There were no promising pastry sightings at the food festival (disappointing, particularly in the area of Danish pastries), mostly there were a lot of fried "pastry" items being sold at the booths that were not so appealing to me. But I still got my international groove on and chowed down on some bratwurst!

While in Old Towne Orange, I also noticed that the Frogs Breath Cheese Store is attempting to start some wine/cheese tasting events (pending approval from the city of Orange), so I am looking forward to swinging on by and checking it out. I don't know of many cheese stores around here so I am planning on going back there during their normal business hours. (It was closed during the fair, which was a shame because I was in the mood to buy some cheese).
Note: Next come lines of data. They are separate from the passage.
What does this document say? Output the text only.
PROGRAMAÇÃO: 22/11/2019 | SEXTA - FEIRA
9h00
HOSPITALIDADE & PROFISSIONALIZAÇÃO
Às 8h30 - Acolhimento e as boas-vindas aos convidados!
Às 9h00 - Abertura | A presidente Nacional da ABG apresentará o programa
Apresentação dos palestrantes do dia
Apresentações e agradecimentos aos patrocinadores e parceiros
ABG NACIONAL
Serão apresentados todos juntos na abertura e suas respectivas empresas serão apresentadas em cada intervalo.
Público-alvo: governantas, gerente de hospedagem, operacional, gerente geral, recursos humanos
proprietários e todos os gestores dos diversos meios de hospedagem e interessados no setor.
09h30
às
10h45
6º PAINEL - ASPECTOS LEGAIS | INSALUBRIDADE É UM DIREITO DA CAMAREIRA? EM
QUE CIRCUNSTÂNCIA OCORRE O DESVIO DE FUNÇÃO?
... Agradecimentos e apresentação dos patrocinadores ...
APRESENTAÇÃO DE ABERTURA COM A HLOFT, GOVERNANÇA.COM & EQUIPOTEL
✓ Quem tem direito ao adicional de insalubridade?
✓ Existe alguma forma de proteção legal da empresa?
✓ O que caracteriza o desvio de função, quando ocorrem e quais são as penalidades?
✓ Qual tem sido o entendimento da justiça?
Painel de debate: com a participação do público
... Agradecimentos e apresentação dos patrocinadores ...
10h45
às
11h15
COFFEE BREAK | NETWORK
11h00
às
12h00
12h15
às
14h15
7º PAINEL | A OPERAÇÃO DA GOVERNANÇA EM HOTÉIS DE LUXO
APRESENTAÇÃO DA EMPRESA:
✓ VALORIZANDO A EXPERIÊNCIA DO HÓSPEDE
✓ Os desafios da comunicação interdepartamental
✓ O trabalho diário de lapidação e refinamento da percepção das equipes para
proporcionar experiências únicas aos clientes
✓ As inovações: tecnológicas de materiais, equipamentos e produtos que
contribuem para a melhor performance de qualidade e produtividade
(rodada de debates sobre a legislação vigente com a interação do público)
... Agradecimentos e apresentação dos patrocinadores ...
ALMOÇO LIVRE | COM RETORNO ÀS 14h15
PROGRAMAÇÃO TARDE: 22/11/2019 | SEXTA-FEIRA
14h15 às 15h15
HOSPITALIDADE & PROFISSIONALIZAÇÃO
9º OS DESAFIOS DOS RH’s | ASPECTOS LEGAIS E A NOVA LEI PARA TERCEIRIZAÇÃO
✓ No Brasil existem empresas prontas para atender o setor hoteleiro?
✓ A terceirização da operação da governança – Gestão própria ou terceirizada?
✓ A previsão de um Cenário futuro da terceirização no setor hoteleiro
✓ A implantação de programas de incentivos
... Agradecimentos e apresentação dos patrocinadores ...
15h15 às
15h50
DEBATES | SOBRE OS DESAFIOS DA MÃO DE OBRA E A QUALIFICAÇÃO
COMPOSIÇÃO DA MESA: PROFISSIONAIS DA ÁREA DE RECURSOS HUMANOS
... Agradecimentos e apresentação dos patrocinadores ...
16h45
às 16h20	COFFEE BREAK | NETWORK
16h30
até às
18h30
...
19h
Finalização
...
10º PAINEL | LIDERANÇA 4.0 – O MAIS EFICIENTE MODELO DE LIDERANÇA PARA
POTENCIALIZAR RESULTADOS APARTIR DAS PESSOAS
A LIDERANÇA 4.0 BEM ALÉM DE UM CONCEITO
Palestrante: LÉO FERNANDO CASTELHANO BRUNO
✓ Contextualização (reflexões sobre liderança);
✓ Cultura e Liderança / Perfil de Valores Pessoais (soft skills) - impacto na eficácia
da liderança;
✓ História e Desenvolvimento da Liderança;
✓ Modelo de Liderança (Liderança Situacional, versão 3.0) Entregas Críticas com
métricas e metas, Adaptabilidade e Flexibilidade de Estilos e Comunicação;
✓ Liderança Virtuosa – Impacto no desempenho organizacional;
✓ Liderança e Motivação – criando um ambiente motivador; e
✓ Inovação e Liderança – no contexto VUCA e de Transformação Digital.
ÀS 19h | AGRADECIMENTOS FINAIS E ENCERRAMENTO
I am reminded of the Danish phrase "Jeg elsker ost!", which is Danish for "I love cheese!". My host sister was quite proud of me when I successfully learned to repeat this one after Danish class. I would be even prouder if I could remember the names of cheeses that I sample (I always get so darn caught up in the cheese sampling moment that I forget to write them down. Or, I eat the cheese with wine and forget to care or have slightly illegible writing).
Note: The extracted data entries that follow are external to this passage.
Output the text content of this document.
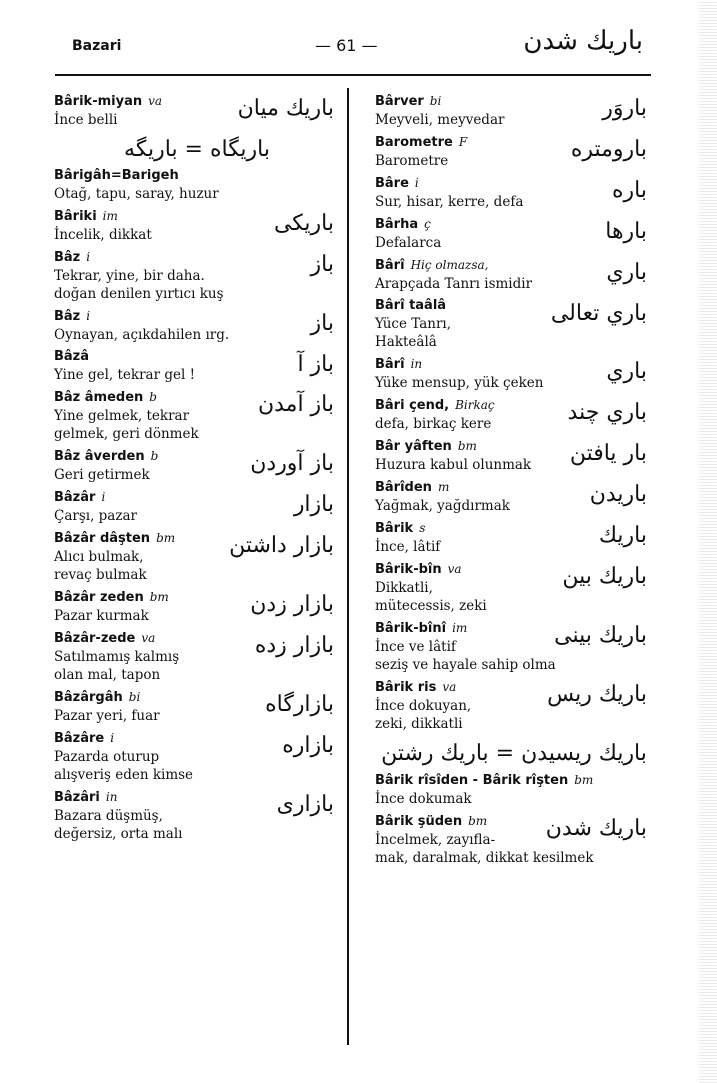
Bazari	— 61 —	باریك شدن
Bârik-miyan va
İnce belli	باریك میان
باریگاه = باریگه
Bârigâh=Barigeh
Otağ, tapu, saray, huzur
Bâriki im
İncelik, dikkat	باریکی
Bâz i
Tekrar, yine, bir daha.
doğan denilen yırtıcı kuş
باز
Bâz i
Oynayan, açıkdahilen ırg.	باز
Bâzâ
Yine gel, tekrar gel !	باز آ
Bâz âmeden b
Yine gelmek, tekrar
gelmek, geri dönmek
باز آمدن
Bâz âverden b
Geri getirmek	باز آوردن
Bâzâr i
Çarşı, pazar	بازار
Bâzâr dâşten bm
Alıcı bulmak,
revaç bulmak
بازار داشتن
Bâzâr zeden bm
Pazar kurmak	بازار زدن
Bâzâr-zede va
Satılmamış kalmış
olan mal, tapon
بازار زده
Bâzârgâh bi
Pazar yeri, fuar	بازارگاه
Bâzâre i
Pazarda oturup
alışveriş eden kimse
بازاره
Bâzâri in
Bazara düşmüş,
değersiz, orta malı
بازاری
Bârver bi
Meyveli, meyvedar	باروَر
Barometre F
Barometre	بارومتره
Bâre i
Sur, hisar, kerre, defa	باره
Bârha ç
Defalarca	بارها
Bârî Hiç olmazsa,
Arapçada Tanrı ismidir	باري
Bârî taâlâ
Yüce Tanrı,
Hakteâlâ
باري تعالی
Bârî in
Yüke mensup, yük çeken	باري
Bâri çend, Birkaç
defa, birkaç kere	باري چند
Bâr yâften bm
Huzura kabul olunmak	بار یافتن
Bârîden m
Yağmak, yağdırmak	باریدن
Bârik s
İnce, lâtif	باریك
Bârik-bîn va
Dikkatli,
mütecessis, zeki
باریك بین
Bârik-bînî im
İnce ve lâtif
seziş ve hayale sahip olma
باریك بینی
Bârik ris va
İnce dokuyan,
zeki, dikkatli
باریك ریس
باریك ریسیدن = باریك رشتن
Bârik rîsîden - Bârik rîşten bm
İnce dokumak
Bârik şüden bm
İncelmek, zayıfla-
mak, daralmak, dikkat kesilmek
باریك شدن
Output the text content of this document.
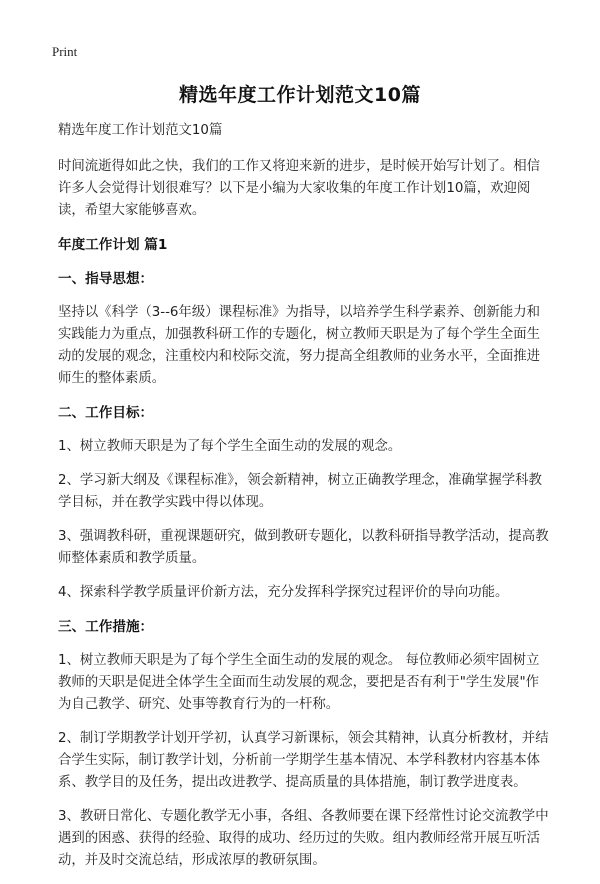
Print
精选年度工作计划范文10篇

精选年度工作计划范文10篇

时间流逝得如此之快，我们的工作又将迎来新的进步，是时候开始写计划了。相信许多人会觉得计划很难写？以下是小编为大家收集的年度工作计划10篇，欢迎阅读，希望大家能够喜欢。

年度工作计划 篇1
一、指导思想：

坚持以《科学（3--6年级）课程标准》为指导，以培养学生科学素养、创新能力和实践能力为重点，加强教科研工作的专题化，树立教师天职是为了每个学生全面生动的发展的观念，注重校内和校际交流，努力提高全组教师的业务水平，全面推进师生的整体素质。

二、工作目标：

1、树立教师天职是为了每个学生全面生动的发展的观念。

2、学习新大纲及《课程标准》，领会新精神，树立正确教学理念，准确掌握学科教学目标，并在教学实践中得以体现。

3、强调教科研，重视课题研究，做到教研专题化，以教科研指导教学活动，提高教师整体素质和教学质量。

4、探索科学教学质量评价新方法，充分发挥科学探究过程评价的导向功能。

三、工作措施：

1、树立教师天职是为了每个学生全面生动的发展的观念。 每位教师必须牢固树立教师的天职是促进全体学生全面而生动发展的观念，要把是否有利于"学生发展"作为自己教学、研究、处事等教育行为的一杆称。

2、制订学期教学计划开学初，认真学习新课标，领会其精神，认真分析教材，并结合学生实际，制订教学计划，分析前一学期学生基本情况、本学科教材内容基本体系、教学目的及任务，提出改进教学、提高质量的具体措施，制订教学进度表。

3、教研日常化、专题化教学无小事，各组、各教师要在课下经常性讨论交流教学中遇到的困惑、获得的经验、取得的成功、经历过的失败。组内教师经常开展互听活动，并及时交流总结，形成浓厚的教研氛围。
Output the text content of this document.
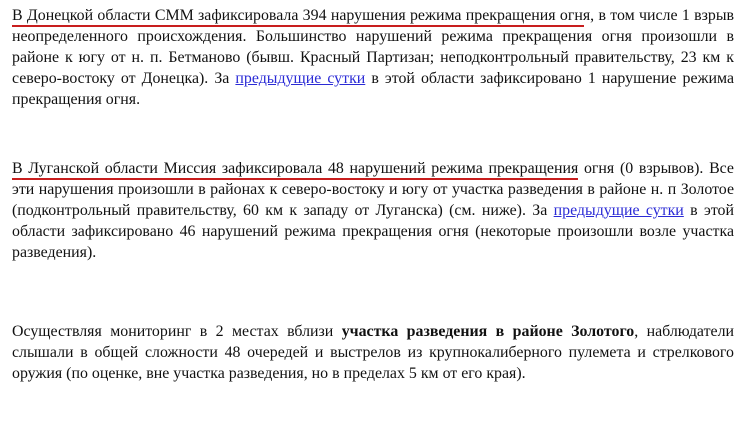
В Донецкой области СММ зафиксировала 394 нарушения режима прекращения огня, в том числе 1 взрыв неопределенного происхождения. Большинство нарушений режима прекращения огня произошли в районе к югу от н. п. Бетманово (бывш. Красный Партизан; неподконтрольный правительству, 23 км к северо-востоку от Донецка). За предыдущие сутки в этой области зафиксировано 1 нарушение режима прекращения огня.

В Луганской области Миссия зафиксировала 48 нарушений режима прекращения огня (0 взрывов). Все эти нарушения произошли в районах к северо-востоку и югу от участка разведения в районе н. п Золотое (подконтрольный правительству, 60 км к западу от Луганска) (см. ниже). За предыдущие сутки в этой области зафиксировано 46 нарушений режима прекращения огня (некоторые произошли возле участка разведения).

Осуществляя мониторинг в 2 местах вблизи участка разведения в районе Золотого, наблюдатели слышали в общей сложности 48 очередей и выстрелов из крупнокалиберного пулемета и стрелкового оружия (по оценке, вне участка разведения, но в пределах 5 км от его края).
While we're on the subject, there is one particular cheese that I enjoyed in Denmark that is a mystery to me. It was insanely stinky, very strong, and very delicious with fresh bread, butter, and jam in the morning. (Also, my Danish family and I invented a sandwich with this "mystery" cheese, butter, jam, and then some Port Salut cheese which was truly unforgettable--a sandwich I have been craving since June of 2005). Someone help me discover my lost mystery cheese! The one in my host family's fridge never had a label, and they could never seem to tell me the name of it in a way that I could understand or repeat as a non-native Danish speaker. Oh, what to do!?

I will continue my quest for this lost cheese! I have decided that Orange County is lacking in its amount of cheese shops featuring cheeses that smell grotesque but taste amazing. If anyone knows of any, please pass them along to me. These are the times when I wish that I could stroll through the cheese shops in France once again and inhale the strong odors of truly legendary cheese. (I could speak of my favorite goat cheese pastry here, but it deserves a blog post of its own, believe me--I await my next trip to Paris just so I can go and have this one amazing pastry. It is worth a lifetime of saving for that next plane ticket abroad).